Sí, lo habéis leído bien, me decía que me hiciera popó allí en medio, como si nada, porque según ella, los empujones al parir consisten en hacer la misma fuerza que cuando hacemos nuestras necesidades.
Fue al cabo de unos días cuando empezaron a aparecer y organizarse en mi mente las imágenes que había presenciado. Eran retazos a modo de fotogramas de lo que había vivido durante aquellas horas en la sala de nacimientos (me gusta llamarla así).

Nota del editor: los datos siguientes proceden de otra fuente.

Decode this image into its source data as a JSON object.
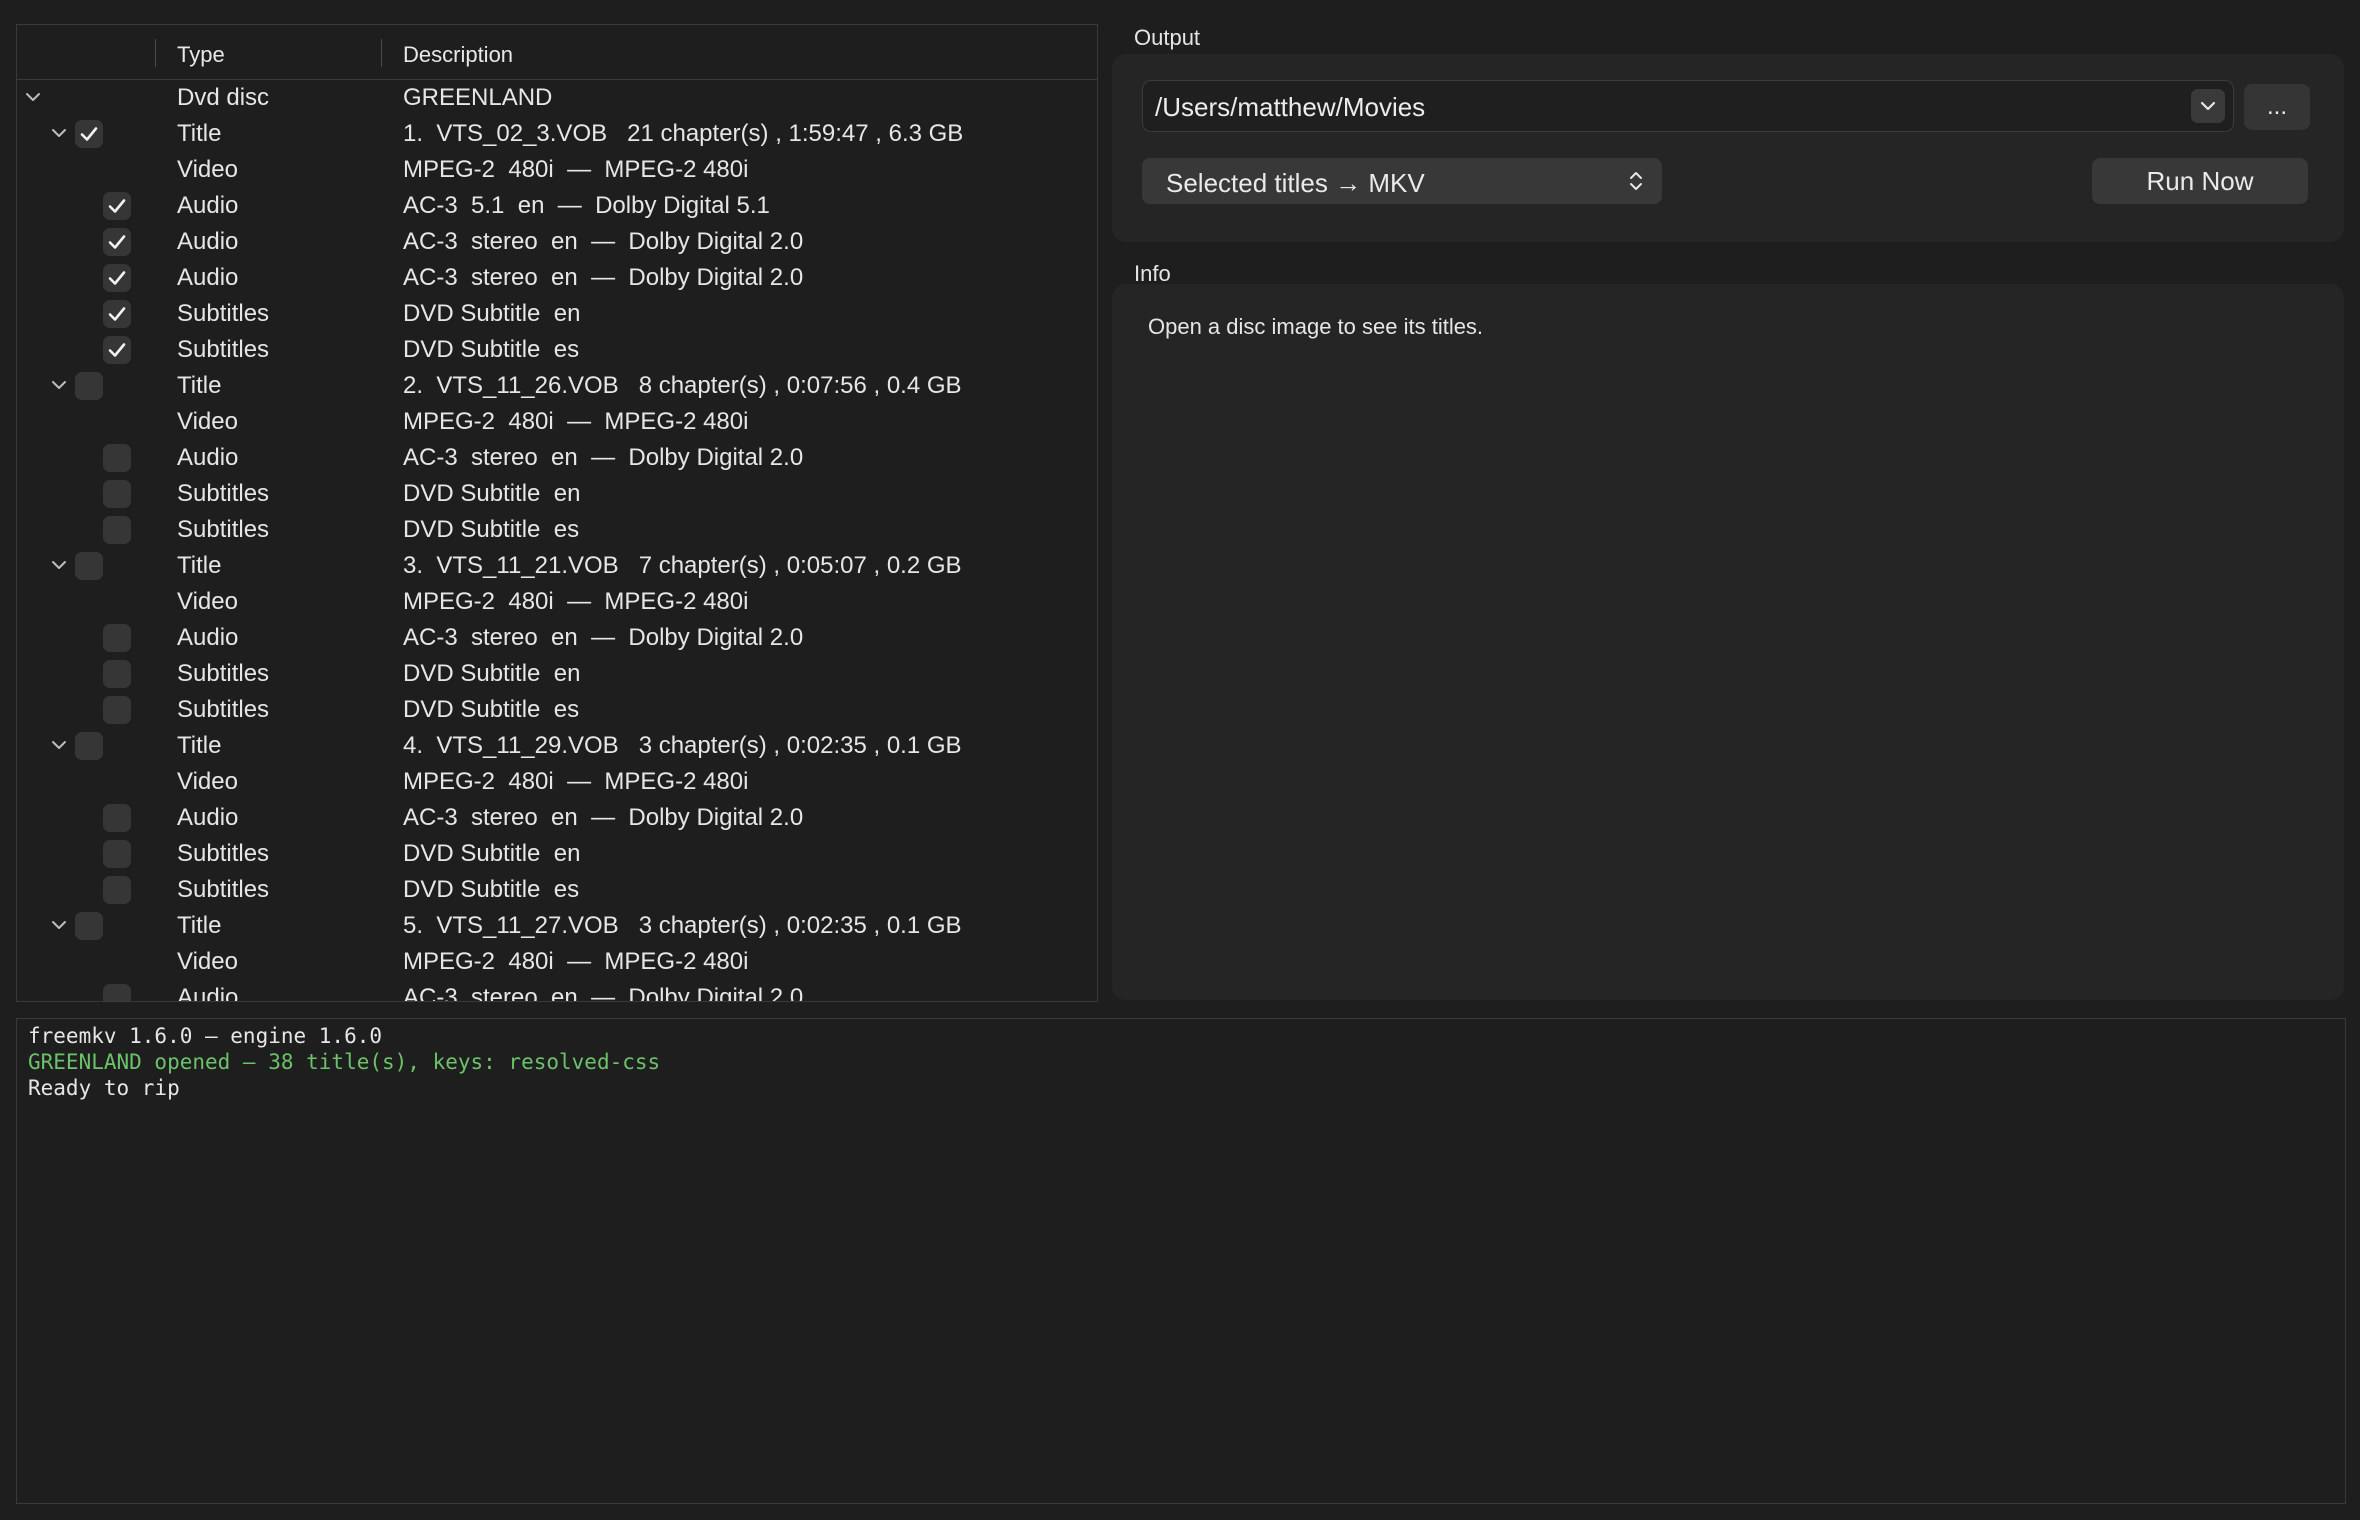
{
  "tree": {
    "columns": {
      "type": "Type",
      "description": "Description"
    },
    "rows": [
      {
        "level": 0,
        "expander": true,
        "checkbox": null,
        "type": "Dvd disc",
        "desc": "GREENLAND"
      },
      {
        "level": 1,
        "expander": true,
        "checkbox": true,
        "type": "Title",
        "desc": "1.  VTS_02_3.VOB   21 chapter(s) , 1:59:47 , 6.3 GB"
      },
      {
        "level": 2,
        "expander": false,
        "checkbox": null,
        "type": "Video",
        "desc": "MPEG-2  480i  —  MPEG-2 480i"
      },
      {
        "level": 2,
        "expander": false,
        "checkbox": true,
        "type": "Audio",
        "desc": "AC-3  5.1  en  —  Dolby Digital 5.1"
      },
      {
        "level": 2,
        "expander": false,
        "checkbox": true,
        "type": "Audio",
        "desc": "AC-3  stereo  en  —  Dolby Digital 2.0"
      },
      {
        "level": 2,
        "expander": false,
        "checkbox": true,
        "type": "Audio",
        "desc": "AC-3  stereo  en  —  Dolby Digital 2.0"
      },
      {
        "level": 2,
        "expander": false,
        "checkbox": true,
        "type": "Subtitles",
        "desc": "DVD Subtitle  en"
      },
      {
        "level": 2,
        "expander": false,
        "checkbox": true,
        "type": "Subtitles",
        "desc": "DVD Subtitle  es"
      },
      {
        "level": 1,
        "expander": true,
        "checkbox": false,
        "type": "Title",
        "desc": "2.  VTS_11_26.VOB   8 chapter(s) , 0:07:56 , 0.4 GB"
      },
      {
        "level": 2,
        "expander": false,
        "checkbox": null,
        "type": "Video",
        "desc": "MPEG-2  480i  —  MPEG-2 480i"
      },
      {
        "level": 2,
        "expander": false,
        "checkbox": false,
        "type": "Audio",
        "desc": "AC-3  stereo  en  —  Dolby Digital 2.0"
      },
      {
        "level": 2,
        "expander": false,
        "checkbox": false,
        "type": "Subtitles",
        "desc": "DVD Subtitle  en"
      },
      {
        "level": 2,
        "expander": false,
        "checkbox": false,
        "type": "Subtitles",
        "desc": "DVD Subtitle  es"
      },
      {
        "level": 1,
        "expander": true,
        "checkbox": false,
        "type": "Title",
        "desc": "3.  VTS_11_21.VOB   7 chapter(s) , 0:05:07 , 0.2 GB"
      },
      {
        "level": 2,
        "expander": false,
        "checkbox": null,
        "type": "Video",
        "desc": "MPEG-2  480i  —  MPEG-2 480i"
      },
      {
        "level": 2,
        "expander": false,
        "checkbox": false,
        "type": "Audio",
        "desc": "AC-3  stereo  en  —  Dolby Digital 2.0"
      },
      {
        "level": 2,
        "expander": false,
        "checkbox": false,
        "type": "Subtitles",
        "desc": "DVD Subtitle  en"
      },
      {
        "level": 2,
        "expander": false,
        "checkbox": false,
        "type": "Subtitles",
        "desc": "DVD Subtitle  es"
      },
      {
        "level": 1,
        "expander": true,
        "checkbox": false,
        "type": "Title",
        "desc": "4.  VTS_11_29.VOB   3 chapter(s) , 0:02:35 , 0.1 GB"
      },
      {
        "level": 2,
        "expander": false,
        "checkbox": null,
        "type": "Video",
        "desc": "MPEG-2  480i  —  MPEG-2 480i"
      },
      {
        "level": 2,
        "expander": false,
        "checkbox": false,
        "type": "Audio",
        "desc": "AC-3  stereo  en  —  Dolby Digital 2.0"
      },
      {
        "level": 2,
        "expander": false,
        "checkbox": false,
        "type": "Subtitles",
        "desc": "DVD Subtitle  en"
      },
      {
        "level": 2,
        "expander": false,
        "checkbox": false,
        "type": "Subtitles",
        "desc": "DVD Subtitle  es"
      },
      {
        "level": 1,
        "expander": true,
        "checkbox": false,
        "type": "Title",
        "desc": "5.  VTS_11_27.VOB   3 chapter(s) , 0:02:35 , 0.1 GB"
      },
      {
        "level": 2,
        "expander": false,
        "checkbox": null,
        "type": "Video",
        "desc": "MPEG-2  480i  —  MPEG-2 480i"
      },
      {
        "level": 2,
        "expander": false,
        "checkbox": false,
        "type": "Audio",
        "desc": "AC-3  stereo  en  —  Dolby Digital 2.0"
      }
    ]
  },
  "output": {
    "label": "Output",
    "path": "/Users/matthew/Movies",
    "browse_label": "...",
    "mode": "Selected titles → MKV",
    "run_label": "Run Now"
  },
  "info": {
    "label": "Info",
    "text": "Open a disc image to see its titles."
  },
  "log": {
    "lines": [
      {
        "text": "freemkv 1.6.0 — engine 1.6.0",
        "color": "#e6e6e6"
      },
      {
        "text": "GREENLAND opened — 38 title(s), keys: resolved-css",
        "color": "#6cc26a"
      },
      {
        "text": "Ready to rip",
        "color": "#e6e6e6"
      }
    ]
  },
  "colors": {
    "accent_green": "#6cc26a",
    "panel_bg": "#252525",
    "window_bg": "#1e1e1e"
  }
}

Recordé al grupo de jóvenes pediatras que esperaban la llegada de mi duendecillo para poder examinarlo (el pequeñajo fue prematuro y debían asegurarse de que no necesitaba incubadora). Rememoré también el ajetreo de las matronas, corriendo de una sala a otra, ya que esa noche nos pusimos varias mamás de parto al mismo tiempo (según algunas creencias, parece ser que la luna llena de agosto tuvo algo que ver en eso).
Pero por encima de todo eso, recuerdo cómo cogieron a mi bebé y me lo colocaron sobre la barriga, unido todavía a mí mediante el cordón umbilical, aunque sólo fue durante unos segundos.
Una vez terminó todo, mientras la matrona preparaba nuestro traslado a la habitación y Superpapi había salido afuera a informar a nuestras familias de cómo había ido todo, nos quedamos solos el peque y yo, cada uno en su propia cama.
En ese espacio de silencio miré a mi izquierda y vi el diminuto bultito plateado que era mi bebé (estaba enrollado con la manta térmica), inmóvil, y le llamé: ¡Bebé… bebé…! ¿estás ahí? Y puede parecer una tontería, o una locura, pero mi duendecillo levantó el brazo, golpeando la manta, como respondiendo a mi llamada, como si hubiera reconocido mi voz y estuviera hablando con su cuerpo: Estoy aquí, mami.
Por unos instantes me embargó la emoción.
Seguro que muchas Supermamis tienen algún recuerdo similar.